Letztes Update am Do, 10.12.2015 13:27

APAOnlineticker / Tiroler Tageszeitung Onlineausgabe


Mindestsicherung in Salzburg offenbar nicht fristgerecht ausbezahlt



Salzburg (APA) - In Salzburg warten derzeit offenbar Hunderte Menschen auf ihr Geld aus der Mindestsicherung. Das Land habe es verabsäumt, ausreichend Mittel für die fristgerechte Auszahlung zur Verfügung zu stellen, sagte die Salzburger Sozialstadträtin Anja Hagenauer (SPÖ) am Donnerstag bei einer Pressekonferenz. Die sechs Sozialämter in Stadt und Land hätten seit Montag keine Überweisungen mehr tätigen können.

„Das ist ein riesiges Versäumnis. Zahlreiche Familien oder Pensionisten warten auf ihr Geld“, sagte Hagenauer. Sie zweifle zwar nicht daran, dass es zu einer Auszahlung komme: „Die Frage ist nur wann. Eine Verzögerung ist nicht egal, weil die Betroffenen Miete, Essen und Strom bezahlen müssen.“ Erfahrungsgemäß dauere es ab Zeitpunkt der Anweisung drei bis fünf Tage, bis das Geld am Konto der Bezieher sei.

„Seit Montag waren keine Zahlungen möglich. Wir sind zuerst von einem technischen Problem ausgegangen“, betonte die Leiterin des Sozialamtes der Stadt, Renate Szegedi-Staufer. „Am Mittwoch haben wir auf Nachfrage erfahren, dass es zu wenig Budgetmittel gibt.“ Ihr zufolge dürften von dem Engpass rund 200 Haushalte alleine in der Landeshauptstadt betroffen sein. Auch die Sozialämter anderer Bezirke bestätigten gegenüber der APA das Problem. „Wir sind heute informiert worden, dass ab Donnerstagnachmittag wieder Anweisungen getätigt werden können“, hieß es etwa aus der BH Salzburg-Umgebung.

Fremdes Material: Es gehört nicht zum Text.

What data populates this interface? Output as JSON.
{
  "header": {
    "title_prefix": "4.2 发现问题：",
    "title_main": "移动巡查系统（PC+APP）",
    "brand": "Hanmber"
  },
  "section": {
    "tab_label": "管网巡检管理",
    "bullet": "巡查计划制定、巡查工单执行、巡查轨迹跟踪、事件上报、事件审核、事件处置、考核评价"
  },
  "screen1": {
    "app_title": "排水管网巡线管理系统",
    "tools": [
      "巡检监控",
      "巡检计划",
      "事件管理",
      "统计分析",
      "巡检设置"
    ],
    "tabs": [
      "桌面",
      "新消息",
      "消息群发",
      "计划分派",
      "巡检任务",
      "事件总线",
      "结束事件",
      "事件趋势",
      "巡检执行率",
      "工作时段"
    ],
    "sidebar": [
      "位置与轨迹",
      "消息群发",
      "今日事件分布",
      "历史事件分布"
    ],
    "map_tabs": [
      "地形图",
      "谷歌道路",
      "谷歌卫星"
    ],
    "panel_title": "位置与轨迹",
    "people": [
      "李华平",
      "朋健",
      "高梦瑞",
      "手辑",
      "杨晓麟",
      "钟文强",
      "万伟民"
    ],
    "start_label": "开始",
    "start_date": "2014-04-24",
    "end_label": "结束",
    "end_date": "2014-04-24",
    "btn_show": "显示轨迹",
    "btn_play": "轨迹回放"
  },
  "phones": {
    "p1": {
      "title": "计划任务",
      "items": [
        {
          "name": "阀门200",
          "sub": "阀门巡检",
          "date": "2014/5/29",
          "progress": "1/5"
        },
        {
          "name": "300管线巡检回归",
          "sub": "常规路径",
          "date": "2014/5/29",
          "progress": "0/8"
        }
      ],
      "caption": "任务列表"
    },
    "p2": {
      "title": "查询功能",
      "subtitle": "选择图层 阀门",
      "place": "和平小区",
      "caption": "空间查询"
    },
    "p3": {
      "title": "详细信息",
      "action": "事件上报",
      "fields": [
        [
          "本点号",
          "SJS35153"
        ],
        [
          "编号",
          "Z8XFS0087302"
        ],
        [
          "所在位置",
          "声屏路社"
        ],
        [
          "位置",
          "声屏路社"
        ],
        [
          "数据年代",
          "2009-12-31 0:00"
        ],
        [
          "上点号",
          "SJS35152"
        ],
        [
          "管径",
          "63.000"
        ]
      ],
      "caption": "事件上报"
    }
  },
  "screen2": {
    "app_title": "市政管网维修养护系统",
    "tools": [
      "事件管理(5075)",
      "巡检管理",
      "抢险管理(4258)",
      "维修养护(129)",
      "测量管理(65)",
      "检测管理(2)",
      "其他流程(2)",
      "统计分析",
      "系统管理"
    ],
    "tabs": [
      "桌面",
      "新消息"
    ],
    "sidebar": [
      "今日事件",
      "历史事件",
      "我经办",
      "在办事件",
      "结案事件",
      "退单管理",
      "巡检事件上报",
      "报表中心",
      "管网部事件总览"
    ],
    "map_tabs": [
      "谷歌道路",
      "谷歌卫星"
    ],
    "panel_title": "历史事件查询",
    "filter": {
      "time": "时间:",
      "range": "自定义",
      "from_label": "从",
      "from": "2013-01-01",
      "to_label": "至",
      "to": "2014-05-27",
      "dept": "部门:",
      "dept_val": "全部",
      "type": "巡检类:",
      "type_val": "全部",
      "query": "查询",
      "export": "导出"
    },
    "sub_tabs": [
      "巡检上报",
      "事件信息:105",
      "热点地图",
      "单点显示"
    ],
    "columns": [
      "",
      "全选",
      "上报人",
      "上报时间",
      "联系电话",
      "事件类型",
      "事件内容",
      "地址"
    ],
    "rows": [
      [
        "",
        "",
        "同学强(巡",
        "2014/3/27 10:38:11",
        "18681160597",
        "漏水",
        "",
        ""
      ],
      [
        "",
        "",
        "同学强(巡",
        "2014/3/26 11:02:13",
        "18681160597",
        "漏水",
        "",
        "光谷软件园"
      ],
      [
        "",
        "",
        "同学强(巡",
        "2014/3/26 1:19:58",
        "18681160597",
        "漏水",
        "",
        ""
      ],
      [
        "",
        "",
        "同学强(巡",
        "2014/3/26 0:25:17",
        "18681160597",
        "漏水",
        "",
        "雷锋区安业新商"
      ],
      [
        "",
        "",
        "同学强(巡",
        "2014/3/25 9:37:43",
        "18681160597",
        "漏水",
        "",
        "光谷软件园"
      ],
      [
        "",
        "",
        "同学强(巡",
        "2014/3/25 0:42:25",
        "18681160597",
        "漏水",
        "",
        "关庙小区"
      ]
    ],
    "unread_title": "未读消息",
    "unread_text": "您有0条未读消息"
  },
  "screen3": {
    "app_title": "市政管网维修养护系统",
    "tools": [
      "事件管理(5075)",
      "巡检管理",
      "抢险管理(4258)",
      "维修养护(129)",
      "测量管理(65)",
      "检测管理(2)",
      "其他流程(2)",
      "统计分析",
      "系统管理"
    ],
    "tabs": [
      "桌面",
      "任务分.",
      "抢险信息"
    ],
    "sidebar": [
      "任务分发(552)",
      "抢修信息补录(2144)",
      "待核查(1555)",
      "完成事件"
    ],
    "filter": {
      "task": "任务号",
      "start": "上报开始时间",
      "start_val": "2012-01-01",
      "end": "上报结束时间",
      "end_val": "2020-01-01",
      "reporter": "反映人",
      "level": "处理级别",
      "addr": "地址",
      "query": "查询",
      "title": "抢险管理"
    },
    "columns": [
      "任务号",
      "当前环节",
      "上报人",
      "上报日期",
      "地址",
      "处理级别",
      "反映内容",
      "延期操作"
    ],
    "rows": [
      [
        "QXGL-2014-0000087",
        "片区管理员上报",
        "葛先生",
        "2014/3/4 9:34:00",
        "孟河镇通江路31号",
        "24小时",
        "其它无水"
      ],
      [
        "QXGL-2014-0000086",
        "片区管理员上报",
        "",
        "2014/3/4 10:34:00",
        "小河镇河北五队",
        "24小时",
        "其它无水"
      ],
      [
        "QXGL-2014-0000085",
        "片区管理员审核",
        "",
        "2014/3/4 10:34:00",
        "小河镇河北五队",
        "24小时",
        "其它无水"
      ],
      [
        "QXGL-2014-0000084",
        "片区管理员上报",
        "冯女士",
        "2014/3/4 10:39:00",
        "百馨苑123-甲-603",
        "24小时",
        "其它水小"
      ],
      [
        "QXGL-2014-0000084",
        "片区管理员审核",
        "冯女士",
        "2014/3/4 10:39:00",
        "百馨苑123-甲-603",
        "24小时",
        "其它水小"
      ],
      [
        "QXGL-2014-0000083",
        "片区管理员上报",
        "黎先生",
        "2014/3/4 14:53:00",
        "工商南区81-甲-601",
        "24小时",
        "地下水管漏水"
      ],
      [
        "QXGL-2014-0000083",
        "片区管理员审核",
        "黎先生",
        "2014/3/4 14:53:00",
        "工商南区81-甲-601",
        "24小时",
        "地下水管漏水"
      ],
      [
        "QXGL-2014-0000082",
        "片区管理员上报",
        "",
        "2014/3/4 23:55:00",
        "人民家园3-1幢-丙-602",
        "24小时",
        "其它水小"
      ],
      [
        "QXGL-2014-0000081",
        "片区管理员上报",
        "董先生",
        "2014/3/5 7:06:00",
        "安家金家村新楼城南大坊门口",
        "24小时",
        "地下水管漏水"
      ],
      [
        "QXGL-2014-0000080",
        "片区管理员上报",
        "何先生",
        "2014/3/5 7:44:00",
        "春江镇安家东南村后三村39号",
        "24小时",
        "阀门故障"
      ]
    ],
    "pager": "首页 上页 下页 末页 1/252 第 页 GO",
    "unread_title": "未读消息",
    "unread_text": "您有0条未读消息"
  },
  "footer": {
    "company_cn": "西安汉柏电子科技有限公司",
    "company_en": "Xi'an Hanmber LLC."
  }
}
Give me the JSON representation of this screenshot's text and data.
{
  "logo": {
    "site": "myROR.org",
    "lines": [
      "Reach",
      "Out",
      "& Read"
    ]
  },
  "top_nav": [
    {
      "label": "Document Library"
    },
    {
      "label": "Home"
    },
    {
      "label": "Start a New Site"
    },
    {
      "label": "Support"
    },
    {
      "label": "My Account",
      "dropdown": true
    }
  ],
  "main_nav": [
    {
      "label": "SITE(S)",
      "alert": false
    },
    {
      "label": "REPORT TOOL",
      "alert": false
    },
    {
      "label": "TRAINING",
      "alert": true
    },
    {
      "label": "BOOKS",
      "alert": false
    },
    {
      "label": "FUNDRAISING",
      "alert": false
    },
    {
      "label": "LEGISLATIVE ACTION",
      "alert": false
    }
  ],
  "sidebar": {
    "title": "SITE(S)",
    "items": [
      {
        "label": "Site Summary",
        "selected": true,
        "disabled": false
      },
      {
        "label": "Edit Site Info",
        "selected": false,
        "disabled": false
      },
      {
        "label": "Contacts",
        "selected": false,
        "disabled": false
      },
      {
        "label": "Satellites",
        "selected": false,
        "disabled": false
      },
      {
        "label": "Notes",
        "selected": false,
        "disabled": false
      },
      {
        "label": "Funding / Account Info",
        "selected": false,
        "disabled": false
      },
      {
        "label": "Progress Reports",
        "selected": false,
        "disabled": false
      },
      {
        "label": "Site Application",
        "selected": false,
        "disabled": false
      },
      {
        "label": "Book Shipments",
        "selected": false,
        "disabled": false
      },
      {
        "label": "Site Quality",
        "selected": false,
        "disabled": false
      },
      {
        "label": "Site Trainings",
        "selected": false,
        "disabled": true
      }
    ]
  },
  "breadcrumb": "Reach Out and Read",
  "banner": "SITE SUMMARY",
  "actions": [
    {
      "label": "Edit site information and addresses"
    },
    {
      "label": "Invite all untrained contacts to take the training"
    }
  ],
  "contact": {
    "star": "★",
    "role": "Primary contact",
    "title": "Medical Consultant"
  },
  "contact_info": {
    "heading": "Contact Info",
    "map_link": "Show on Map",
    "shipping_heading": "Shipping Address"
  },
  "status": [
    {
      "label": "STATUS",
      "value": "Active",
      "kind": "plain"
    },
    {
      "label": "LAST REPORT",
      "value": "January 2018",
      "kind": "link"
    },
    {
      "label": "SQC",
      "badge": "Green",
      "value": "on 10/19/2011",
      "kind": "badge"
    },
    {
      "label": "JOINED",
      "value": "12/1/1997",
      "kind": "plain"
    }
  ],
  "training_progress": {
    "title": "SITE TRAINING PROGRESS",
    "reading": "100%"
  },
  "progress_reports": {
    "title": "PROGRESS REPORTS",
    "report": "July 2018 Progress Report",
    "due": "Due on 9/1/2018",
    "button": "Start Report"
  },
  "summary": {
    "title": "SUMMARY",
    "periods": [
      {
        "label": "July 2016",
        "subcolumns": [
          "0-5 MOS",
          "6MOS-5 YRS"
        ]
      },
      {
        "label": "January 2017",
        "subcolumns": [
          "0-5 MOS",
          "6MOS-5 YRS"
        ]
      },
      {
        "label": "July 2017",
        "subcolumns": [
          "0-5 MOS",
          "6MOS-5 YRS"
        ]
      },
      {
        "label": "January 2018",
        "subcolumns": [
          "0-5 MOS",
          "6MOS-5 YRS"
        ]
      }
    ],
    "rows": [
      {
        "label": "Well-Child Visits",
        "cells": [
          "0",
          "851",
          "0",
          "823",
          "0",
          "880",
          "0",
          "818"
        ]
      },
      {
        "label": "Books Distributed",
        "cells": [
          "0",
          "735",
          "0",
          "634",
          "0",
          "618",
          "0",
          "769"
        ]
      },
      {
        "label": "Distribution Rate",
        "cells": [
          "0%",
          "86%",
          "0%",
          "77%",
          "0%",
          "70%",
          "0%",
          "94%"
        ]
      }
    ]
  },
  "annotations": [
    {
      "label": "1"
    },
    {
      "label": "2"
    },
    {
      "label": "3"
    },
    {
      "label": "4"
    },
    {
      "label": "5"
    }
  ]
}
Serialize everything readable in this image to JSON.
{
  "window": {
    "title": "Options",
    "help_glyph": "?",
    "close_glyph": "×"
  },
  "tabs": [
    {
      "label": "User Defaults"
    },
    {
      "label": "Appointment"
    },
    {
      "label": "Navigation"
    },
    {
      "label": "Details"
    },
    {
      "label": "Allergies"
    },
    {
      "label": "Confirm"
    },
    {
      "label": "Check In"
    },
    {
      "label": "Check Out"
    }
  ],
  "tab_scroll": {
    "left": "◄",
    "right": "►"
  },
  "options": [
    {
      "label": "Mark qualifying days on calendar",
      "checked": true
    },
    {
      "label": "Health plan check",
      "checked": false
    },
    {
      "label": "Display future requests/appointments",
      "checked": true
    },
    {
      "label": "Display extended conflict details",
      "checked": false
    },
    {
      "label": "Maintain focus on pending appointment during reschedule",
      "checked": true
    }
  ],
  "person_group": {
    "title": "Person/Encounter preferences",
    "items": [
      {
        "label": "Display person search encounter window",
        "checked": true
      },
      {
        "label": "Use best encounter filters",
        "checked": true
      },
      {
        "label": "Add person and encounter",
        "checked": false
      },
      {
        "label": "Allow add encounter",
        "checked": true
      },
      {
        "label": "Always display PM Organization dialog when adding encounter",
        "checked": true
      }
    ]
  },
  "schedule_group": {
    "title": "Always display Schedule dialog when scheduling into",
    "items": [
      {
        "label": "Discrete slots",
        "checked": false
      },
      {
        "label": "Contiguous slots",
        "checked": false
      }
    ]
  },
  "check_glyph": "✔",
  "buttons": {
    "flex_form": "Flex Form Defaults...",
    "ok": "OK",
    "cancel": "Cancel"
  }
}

Hagenauer kritisierte auch, dass die Sozialämter keine Informationen vom Land bekommen hätten, dass die Mittel zuletzt so stark beansprucht worden seien. „Wir weisen auch seit Monaten darauf hin, dass der Geldbedarf durch die vielen Asylwerber, die neu in die Mindestsicherung fallen, steigen wird.“

Soziallandesrat Heinrich Schellhorn (Grüne) - seine Abteilung zahlt die Mittel aus - wies am Donnerstag die Vorwürfe zurück und sprach von unnötiger Panikmache. „Die Informationen von Frau Hagenauer sind falsch. Die Mindestsicherung wurde bereits - wie jedes Monat - regulär ausbezahlt“, teilte er in einer Aussendung mit. Nur bei der Bar-Auszahlung der Soforthilfe habe es zuletzt wegen eines technischen Problems kurzfristige Verzögerungen gegeben.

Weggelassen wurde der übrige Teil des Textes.